L’être humain était parfois un ami. Un amoureux. Un fou. Un juste. Maladroit parfois, souvent plein d’illusions, mais espérant. Entête. Splendide. Candidat au sacrifice.

En 2061, les années ont permis aux précurseurs de se battre pour concrétiser leur monde, refusant les compromis. Les graines semées ont pris racine et les générations issues des ancêtres rêveurs et révoltés ont à leur tour pris la relève des projets de leurs prédécesseurs. Ainsi vivent, à l’orée de la forêt, Allis et Adam et leurs enfants Montana, Dan, et Judith. Née au cœur de cette nature bienfaitrice et protectrice, cette fratrie soudée ignore tout du chemin parcouru pour en arriver là, mais ils savent néanmoins combien l’équilibre instauré demeure précaire.

Et c’est trop tôt à quinze ans, une dernière fois.
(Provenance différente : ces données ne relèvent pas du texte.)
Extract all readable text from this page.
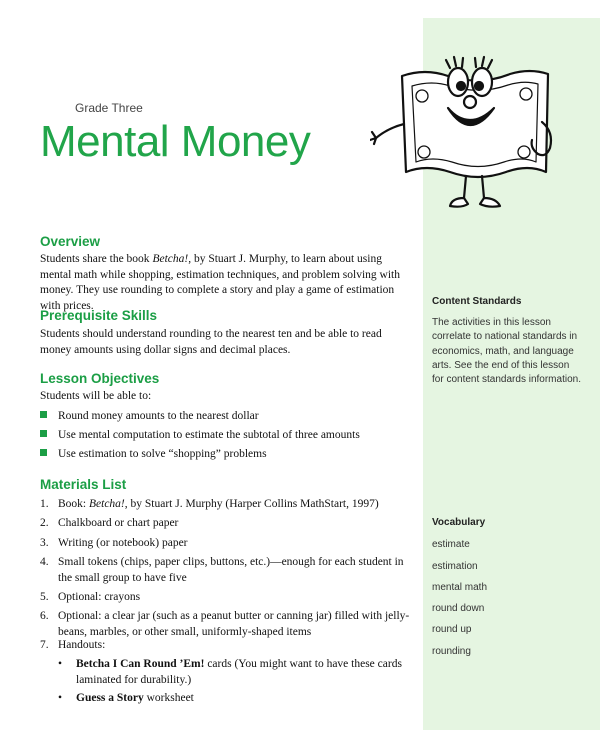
Grade Three
Mental Money
Overview
Students share the book Betcha!, by Stuart J. Murphy, to learn about using mental math while shopping, estimation techniques, and problem solving with money. They use rounding to complete a story and play a game of estimation with prices.
Prerequisite Skills
Students should understand rounding to the nearest ten and be able to read money amounts using dollar signs and decimal places.
Lesson Objectives
Students will be able to:
Round money amounts to the nearest dollar
Use mental computation to estimate the subtotal of three amounts
Use estimation to solve “shopping” problems
Materials List
1. Book: Betcha!, by Stuart J. Murphy (Harper Collins MathStart, 1997)
2. Chalkboard or chart paper
3. Writing (or notebook) paper
4. Small tokens (chips, paper clips, buttons, etc.)—enough for each student in the small group to have five
5. Optional: crayons
6. Optional: a clear jar (such as a peanut butter or canning jar) filled with jelly-beans, marbles, or other small, uniformly-shaped items
7. Handouts:
•	Betcha I Can Round ’Em! cards (You might want to have these cards laminated for durability.)
•	Guess a Story worksheet
Content Standards
The activities in this lesson correlate to national standards in economics, math, and language arts. See the end of this lesson for content standards information.
Vocabulary
estimate
estimation
mental math
round down
round up
rounding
En effet, cette vie de reclus au grand air et aux décors joliment bucoliques n’est pas épargnée par les mauvaises herbes. La sérénité ambiante n’est qu’apparente quand on sait que la forêt – à l’instar du monstrueux Dr Jekyll et de Mister Hyde – a deux visages: tantôt havre de paix, tantôt jungle. Et si les Hommes ont appris à la connaître, à l’apprivoiser, ils savent aussi combien il en va de leur survie même de s’en méfier. Non loin de là, les braconniers rôdent, pillent et tuent sans vergogne ceux qui n’appartiennent pas à leur clan. Dès les premières pages, ces sauvages sanguinaires s’en prennent aux enfants d’Allis et d’Adam. Commence alors une course folle pour sauver la vie de leurs progénitures qui comprennent rapidement qu’un impitoyable décompte commence pour eux

Tu sais, on dit que quitter l’enfance, c’est perdre ses utopies…..Devenir raisonnable. Moi, je crois que c’est l’inverse. C’est plutôt les choisir.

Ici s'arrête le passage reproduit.